Langit Fajar Ujung Senja

Susanti
Chapter #14

Bagian 14

Wangi lavender. Ah … rasanya sudah lama sekali aku tidak menghirup segarnya aroma lavender.

Setelah pemberontakan dan penjarahan di lingkunganku, hanya bau apek yang kukenali. Aromanya memenuhi ruang bawah tanahku kala itu.

Beberapa hari setelahnya, hanya debu yang kuhirup saat menuju Camp. Situasi di dalam Camp juga lebih buruk dari dugaanku.

Hanya ada aroma debu bercampur dengan bubuk mesiu. Itu sangat memekakkan hidungku.

Setelahnya, aku beruntung dapat menghirup bau hutan. Semak kering, tanah yang tandus, dan kayu yang kering. Aroma mereka cukup menenangkanku.

Namun, semua itu menghilang dengan cepat. Secepat aku meluncur bebas dari ketinggian dan terperosok ke jurang malam itu.

Setelahnya, hanya tersisa bau infus yang menjalar ke seluruh tubuhku. Parahnya, bau apek yang kubenci muncul lagi. Tepat setelah tragedi penembakan di ruanganku.

Perbedaan besarnya adalah … aku menghirupnya sendirian. Tanpa Ayah … Ibu … dan Jonathan di dekatku.

Hal itu membuatku terhenyak. Napasku terasa sangat berat. Jantungku terasa sakit tertusuk sesuatu yang sangat tajam.

Sekuat tenaga aku mencoba membuka mata. Berusaha terbangun dari rasa tertekan yang menyelimutiku.

“Haahh …!!!”

Napasku terengah-engah saat aku berhasil membuka mata. Keringat dingin kurasakan membanjiri tubuhku.

Rambutku terasa basah akibat peluh yang menjalar hingga ubun-ubunku. Butuh beberapa saat untuk menguasai diriku kembali.

“Oh ….”

Ruangan ini tampak asing bagiku. Terasa sangat bersih dan … cantik. Jajaran bingkai foto berisi lukisan abstrak terpampang di ujung dinding.

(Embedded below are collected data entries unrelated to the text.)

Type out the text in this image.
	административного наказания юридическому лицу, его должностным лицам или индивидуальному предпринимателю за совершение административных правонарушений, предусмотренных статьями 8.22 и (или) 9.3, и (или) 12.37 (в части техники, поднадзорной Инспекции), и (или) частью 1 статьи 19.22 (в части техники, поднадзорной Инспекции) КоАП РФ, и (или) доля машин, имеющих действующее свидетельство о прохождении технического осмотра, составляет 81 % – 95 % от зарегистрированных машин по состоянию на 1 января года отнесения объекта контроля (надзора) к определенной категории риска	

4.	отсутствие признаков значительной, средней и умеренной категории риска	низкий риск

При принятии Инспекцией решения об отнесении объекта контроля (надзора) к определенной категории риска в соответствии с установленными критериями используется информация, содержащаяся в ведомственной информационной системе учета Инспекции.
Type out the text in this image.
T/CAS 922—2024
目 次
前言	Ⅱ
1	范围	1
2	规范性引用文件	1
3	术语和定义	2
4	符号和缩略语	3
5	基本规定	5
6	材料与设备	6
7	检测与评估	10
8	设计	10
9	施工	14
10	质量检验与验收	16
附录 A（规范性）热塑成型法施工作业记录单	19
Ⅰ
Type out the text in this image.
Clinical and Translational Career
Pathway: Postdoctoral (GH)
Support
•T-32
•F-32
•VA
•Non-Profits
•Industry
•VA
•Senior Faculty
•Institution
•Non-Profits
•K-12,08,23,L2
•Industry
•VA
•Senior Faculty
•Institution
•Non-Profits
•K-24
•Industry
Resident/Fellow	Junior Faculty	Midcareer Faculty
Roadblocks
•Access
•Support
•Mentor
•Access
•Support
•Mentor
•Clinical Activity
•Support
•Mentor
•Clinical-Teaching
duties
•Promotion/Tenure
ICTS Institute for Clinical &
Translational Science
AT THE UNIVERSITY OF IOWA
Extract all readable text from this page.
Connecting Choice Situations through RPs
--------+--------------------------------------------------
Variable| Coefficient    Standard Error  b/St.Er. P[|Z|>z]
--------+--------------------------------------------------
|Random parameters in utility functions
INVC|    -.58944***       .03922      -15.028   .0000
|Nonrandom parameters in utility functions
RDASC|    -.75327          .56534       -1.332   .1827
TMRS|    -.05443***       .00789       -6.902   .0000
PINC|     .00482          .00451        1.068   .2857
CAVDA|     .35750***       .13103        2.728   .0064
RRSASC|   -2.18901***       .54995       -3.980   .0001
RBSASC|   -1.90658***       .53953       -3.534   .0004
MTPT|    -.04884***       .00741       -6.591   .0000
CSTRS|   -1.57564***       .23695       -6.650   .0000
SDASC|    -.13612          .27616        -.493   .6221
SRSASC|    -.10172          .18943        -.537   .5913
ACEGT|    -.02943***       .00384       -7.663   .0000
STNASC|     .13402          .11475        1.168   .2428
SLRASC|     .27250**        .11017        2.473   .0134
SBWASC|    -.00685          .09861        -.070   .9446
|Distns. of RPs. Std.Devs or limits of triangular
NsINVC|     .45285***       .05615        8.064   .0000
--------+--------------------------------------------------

Kusadari ranjangku kali ini lebih empuk. Seprai dan selimut serba putih ini membuatku berpikir keras. Terasa sangat nyaman bagi siapapun yang berada di atasnya.

“Apakah aku bermimpi?”

Bajuku telah berganti. Sebelumnya serba hitam. Bau fabric-nya bahkan memekakkan hidungku kala itu.

Perlahan aku menuruni ranjangku. Tubuhku merinding saat ujung kakiku merasakan dinginnya lantai berwarna kehitaman.

Cermin besar seukuran tubuhku berdiri kokoh di ujung ruangan. Kulihat diriku dalam dalam balutan gaun malam serba biru.

Kutempelkan tanganku pada cermin itu perlahan. Oh … ini terasa nyata.

Rak dipenuhi jejeran buku yang bersebrangan dengan cermin mengalihkan pandanganku. Sebuah meja terpasang rapi di sana. Menempel kuat pada rak itu.

Satu hal yang membuatku terkejut adalah cahaya yang memenuhi ruangan. Ah … itu berasal dari jendela besar itu.

Baru kali ini aku menemukan jendelaseukuran itu. Besarnya dua kali lipat jendela di ruang keluargaku.

Aku berlari menuju jendela itu. Sinar matahari yang menyentuh kulitku menghangatkan tubuhku. Seolah itu merasuk ke dalam jiwaku seutuhnya.

Entah berapa lama aku akan menghirup udara yang bersih ini. Hanya debu tebal yang kurasakan sebelumnya. Belum lagi panasnya yang telak membakar kulitku.

Bibirku merekah saat kudapati jendela itu dapat kubuka dengan sempurna. Pemandangan rumput hijau yang terbentang di bawah sana menjadi hal baru bagiku.

Beberapa pot kecil dihiasi bunga warna-warni di sekitarnya membuatku ingin meraihnya. Pepohonan yang besar melindungi pot kecil dari matahari.

Kepalaku menoleh dengan cepat saat menyadari seseorang membuka pintu.

“Oh … kau … sudah bangun? Sungguh melegakan. “

Seorang perempuan berambut putih membeku saat melihatku. Sesaat kemudian, dia bergegas menghampiriku di teras balkon.